Last month yours truly took part in the NZGSA Kettlebell Sport National Championships hosted by Shane Cameron Fitness in Auckland. It was a memorable experience, full of challenges and triumphs, all in the company of kindred kettlebeller spirits. My two events were 20kg One Arm Long Cycle (OALC), and Double 12kg Long Cycle (LC)
The kettlebell felt so heavy during the warm-up for the competition. ‘How could I possibly have imagined lifting THAT for 10 minutes straight?’ the thoughts buzzed like bees in my head. ‘What the hell were you thinking, picking that weight, are you crazy?’ ‘You’ll make a fool of yourself, going for the 5-year standing record and failing’ blah blah blah…
I had switched to a heavier 20kg bell for the One Arm Long Cycle event (from 16kg that I used in the North Island Champs) with only 3 weeks to go before the Nationals. I knew I had the strength from years of kettlebell lifting, but did I have the stamina and the mental focus to last under a heavier bell for 10 minutes? I stayed off training for 7 days before the comp, so picking up that 20kg bell on the competition day after a week of yoga and mobility, and feeling its weight drag my arm down, was a surprise.
“Trust the process, Kat” I told myself “you have done everything right”.
Two minutes to go before my set, I chalked myself up, sat down by my platform, closed my eyes and did my basic awareness of breath and thoughts meditation. That’s when you enter the present moment and let all the unrelated stuff go. Including any thoughts of a ‘self’ or a ‘self image’. I noticed that letting my attention get tangled up in habitual, looping self-referencing thoughts is the biggest distraction and mental block in fitness, sport and life. There is a special time to attend to those thoughts (I personally use 10-30 minutes in the evening and in the morning nowadays), but in the middle of an event is not that time. By then, all the mental and physical homework that could have been done is done.
My meditation by the platform only lasted 60 seconds at most, but 15 months of daily training of meditative states seems to now allow me to clear the mind more quickly than when I first started. When I started I couldn’t focus on anything for longer than 30 seconds. Now the longest I’ve achieved has been 30 minutes. Disciplined and intentional attention is an aspect of the ‘fitness of the mind’ (of which there are several) that I believe meditation helps us train.
When I got up, it was just clarity and purpose, there was no ‘Kat’.
On the call of 3-2-1-Go, I didn’t feel any urgency to grab the bell, just a calm acceptance of reality, and when I picked up the 20 kg kettlebell, I was surprised at how light it felt. I actually had to look down and make sure it was still a 20kg bell and somebody didn’t come by and swap it for a 12kg! It felt like all my muscles just turned on, all my mental energy leaks disappeared and my entire being was channelled to one objective.

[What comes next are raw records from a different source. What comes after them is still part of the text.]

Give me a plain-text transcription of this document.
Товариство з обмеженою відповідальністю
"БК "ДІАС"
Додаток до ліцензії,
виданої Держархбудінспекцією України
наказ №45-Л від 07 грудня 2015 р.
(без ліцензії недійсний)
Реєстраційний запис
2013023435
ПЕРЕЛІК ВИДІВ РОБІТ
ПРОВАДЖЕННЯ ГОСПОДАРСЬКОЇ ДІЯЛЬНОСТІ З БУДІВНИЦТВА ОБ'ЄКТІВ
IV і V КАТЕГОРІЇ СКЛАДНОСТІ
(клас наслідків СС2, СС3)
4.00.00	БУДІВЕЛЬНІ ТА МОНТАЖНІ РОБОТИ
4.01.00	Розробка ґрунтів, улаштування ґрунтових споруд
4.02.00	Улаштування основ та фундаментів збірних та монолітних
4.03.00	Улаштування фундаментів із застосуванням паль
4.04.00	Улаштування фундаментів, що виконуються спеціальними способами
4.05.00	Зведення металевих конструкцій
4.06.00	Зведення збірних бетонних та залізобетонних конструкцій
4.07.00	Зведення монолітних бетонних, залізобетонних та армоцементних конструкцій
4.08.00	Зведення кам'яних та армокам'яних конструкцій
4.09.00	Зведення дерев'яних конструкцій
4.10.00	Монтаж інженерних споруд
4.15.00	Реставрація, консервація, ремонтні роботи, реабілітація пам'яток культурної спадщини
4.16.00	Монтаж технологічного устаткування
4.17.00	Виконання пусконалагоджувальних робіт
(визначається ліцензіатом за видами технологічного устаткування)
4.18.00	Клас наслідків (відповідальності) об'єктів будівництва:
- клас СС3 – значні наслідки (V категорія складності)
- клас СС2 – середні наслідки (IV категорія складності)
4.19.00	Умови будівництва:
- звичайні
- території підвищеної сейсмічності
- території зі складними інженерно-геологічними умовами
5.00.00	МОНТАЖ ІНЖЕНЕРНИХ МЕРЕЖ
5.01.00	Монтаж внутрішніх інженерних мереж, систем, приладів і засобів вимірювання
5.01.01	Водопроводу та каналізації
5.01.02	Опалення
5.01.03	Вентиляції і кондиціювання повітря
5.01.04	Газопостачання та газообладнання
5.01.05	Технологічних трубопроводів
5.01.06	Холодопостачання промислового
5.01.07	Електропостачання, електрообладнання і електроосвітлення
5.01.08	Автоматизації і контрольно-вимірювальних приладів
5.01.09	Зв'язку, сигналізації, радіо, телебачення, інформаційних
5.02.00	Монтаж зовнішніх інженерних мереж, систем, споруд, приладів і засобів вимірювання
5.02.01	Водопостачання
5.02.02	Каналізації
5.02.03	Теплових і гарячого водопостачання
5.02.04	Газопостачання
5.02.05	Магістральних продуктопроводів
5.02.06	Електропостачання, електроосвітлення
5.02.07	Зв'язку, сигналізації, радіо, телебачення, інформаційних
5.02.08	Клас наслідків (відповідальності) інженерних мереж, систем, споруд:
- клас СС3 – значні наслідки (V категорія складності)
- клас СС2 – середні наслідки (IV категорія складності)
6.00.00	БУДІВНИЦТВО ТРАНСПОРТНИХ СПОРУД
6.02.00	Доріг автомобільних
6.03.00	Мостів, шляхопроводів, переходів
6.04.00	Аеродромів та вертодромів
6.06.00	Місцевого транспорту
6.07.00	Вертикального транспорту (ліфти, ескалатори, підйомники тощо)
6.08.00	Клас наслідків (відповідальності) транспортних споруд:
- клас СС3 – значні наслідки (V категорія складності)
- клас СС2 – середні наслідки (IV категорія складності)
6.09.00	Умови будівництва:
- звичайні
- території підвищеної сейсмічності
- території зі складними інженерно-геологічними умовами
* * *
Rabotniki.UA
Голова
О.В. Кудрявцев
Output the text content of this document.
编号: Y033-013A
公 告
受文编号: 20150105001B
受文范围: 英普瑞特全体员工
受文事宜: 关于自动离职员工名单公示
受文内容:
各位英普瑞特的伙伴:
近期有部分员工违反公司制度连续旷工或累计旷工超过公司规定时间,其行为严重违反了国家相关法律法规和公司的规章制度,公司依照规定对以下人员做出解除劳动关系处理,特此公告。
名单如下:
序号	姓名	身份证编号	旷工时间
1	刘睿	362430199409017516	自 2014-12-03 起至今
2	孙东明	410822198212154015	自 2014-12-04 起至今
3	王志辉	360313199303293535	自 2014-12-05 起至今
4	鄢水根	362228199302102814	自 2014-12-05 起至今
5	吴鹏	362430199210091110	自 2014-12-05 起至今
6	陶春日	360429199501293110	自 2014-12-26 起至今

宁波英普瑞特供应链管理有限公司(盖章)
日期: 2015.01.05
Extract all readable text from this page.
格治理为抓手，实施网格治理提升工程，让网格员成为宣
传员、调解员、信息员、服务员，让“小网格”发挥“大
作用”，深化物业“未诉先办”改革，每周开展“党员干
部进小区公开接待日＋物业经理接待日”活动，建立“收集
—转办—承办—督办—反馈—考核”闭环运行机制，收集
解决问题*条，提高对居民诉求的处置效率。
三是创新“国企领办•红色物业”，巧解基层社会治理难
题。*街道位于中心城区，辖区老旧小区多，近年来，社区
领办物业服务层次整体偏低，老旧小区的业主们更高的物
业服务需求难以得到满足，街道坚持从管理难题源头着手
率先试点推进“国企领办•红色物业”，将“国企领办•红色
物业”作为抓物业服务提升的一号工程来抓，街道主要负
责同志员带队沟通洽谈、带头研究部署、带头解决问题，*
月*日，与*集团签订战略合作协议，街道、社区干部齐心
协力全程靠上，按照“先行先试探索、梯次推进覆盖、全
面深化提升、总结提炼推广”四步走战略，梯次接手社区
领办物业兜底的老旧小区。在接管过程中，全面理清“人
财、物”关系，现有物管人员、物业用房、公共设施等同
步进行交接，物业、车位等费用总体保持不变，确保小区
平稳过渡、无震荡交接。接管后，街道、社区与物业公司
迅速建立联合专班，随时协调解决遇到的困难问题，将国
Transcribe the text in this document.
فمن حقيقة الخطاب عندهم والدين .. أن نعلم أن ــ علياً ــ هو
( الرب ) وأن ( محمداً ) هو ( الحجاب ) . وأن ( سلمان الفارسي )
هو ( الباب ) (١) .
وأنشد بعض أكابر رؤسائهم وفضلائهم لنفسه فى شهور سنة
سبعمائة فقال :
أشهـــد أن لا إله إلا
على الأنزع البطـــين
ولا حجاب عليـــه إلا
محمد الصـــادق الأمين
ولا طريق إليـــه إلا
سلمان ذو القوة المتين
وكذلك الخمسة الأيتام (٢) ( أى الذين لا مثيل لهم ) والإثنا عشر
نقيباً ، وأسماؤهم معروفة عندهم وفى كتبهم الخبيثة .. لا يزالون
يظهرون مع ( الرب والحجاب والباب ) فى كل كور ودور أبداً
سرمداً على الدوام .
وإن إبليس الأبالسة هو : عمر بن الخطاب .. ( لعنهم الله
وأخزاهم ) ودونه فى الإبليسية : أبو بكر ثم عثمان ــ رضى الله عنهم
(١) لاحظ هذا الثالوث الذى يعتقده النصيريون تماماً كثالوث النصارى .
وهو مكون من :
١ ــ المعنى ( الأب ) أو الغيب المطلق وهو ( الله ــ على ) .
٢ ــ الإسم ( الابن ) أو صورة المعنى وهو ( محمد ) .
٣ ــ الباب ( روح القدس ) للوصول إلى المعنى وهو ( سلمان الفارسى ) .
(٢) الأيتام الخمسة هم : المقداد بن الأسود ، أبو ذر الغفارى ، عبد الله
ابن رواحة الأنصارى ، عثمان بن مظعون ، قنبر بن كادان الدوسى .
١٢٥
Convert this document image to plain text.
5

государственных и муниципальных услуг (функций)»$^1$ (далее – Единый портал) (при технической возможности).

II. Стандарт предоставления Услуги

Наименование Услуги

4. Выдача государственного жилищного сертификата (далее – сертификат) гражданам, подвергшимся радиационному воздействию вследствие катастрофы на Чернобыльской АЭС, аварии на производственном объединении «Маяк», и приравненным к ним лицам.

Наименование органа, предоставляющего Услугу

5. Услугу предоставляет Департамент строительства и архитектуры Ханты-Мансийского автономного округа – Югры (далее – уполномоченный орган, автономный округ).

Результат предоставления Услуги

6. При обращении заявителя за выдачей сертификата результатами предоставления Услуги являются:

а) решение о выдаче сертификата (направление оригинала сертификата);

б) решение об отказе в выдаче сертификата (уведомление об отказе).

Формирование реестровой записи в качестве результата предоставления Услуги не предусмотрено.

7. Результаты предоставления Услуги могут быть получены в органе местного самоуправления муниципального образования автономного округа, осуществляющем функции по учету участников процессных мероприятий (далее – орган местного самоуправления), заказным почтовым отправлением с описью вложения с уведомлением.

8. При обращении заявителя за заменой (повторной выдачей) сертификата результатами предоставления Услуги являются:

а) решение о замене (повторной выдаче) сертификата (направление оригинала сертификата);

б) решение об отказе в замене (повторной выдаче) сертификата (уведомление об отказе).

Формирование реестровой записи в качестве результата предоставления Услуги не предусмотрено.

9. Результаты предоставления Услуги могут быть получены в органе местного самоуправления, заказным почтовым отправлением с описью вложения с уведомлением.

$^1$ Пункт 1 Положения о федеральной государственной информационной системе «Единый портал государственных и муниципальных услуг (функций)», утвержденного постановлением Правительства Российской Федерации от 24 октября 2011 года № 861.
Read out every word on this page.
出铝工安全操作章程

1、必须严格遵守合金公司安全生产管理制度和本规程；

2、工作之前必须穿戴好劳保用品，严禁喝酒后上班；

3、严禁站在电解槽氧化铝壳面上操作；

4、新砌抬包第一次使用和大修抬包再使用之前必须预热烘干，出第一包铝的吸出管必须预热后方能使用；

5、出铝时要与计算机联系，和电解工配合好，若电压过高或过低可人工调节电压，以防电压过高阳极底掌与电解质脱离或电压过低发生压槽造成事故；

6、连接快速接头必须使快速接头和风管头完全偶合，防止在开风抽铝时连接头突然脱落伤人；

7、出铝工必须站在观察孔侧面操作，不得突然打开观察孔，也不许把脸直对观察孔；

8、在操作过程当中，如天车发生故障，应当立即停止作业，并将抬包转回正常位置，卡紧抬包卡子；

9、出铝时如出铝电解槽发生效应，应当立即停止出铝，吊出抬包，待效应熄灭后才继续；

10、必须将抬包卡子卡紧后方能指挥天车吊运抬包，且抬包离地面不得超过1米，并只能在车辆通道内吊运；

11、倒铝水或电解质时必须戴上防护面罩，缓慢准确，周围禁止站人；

You see, the thinking ‘self’ is a heavy burden to carry. It’s pointless to hang onto it when you also have a chunk of steel hanging over your head for the next 10 minutes.
I could feel my face splitting in a huge grin, high on the power of focus. Every time it happens it blows my mind. The flow was on, time disappeared and I was in the ‘zone’. That was how the new National Record got set, on a total high.
Later in the comp, another surprise was lasting the entire 10 min in a Double Kettlebell Long Cycle, an event which I haven’t directly practised for and where the very first repetition already felt terribly uncomfortable. Again, becoming ‘one’ with discomfort and removing the self really worked. And so that was a horrible, but immeasurably valuable sort of fun. The sort where you emerge on the other side with a new understanding of what ‘challenging’ truly means, plus realising that everything you thought about your limitations before was not quite true.
For the past 3 months, our Courage Corner kettlebell classes have been ending with a 5-15 minute guided meditation. Our current meditation series focuses on changing habits through mindfulness. Members have been reporting greater calm, clarity and awareness. Some have even taken up a meditation habit outside of class time.
Kettlebells and mindfulness seem to be a match made in heaven after all!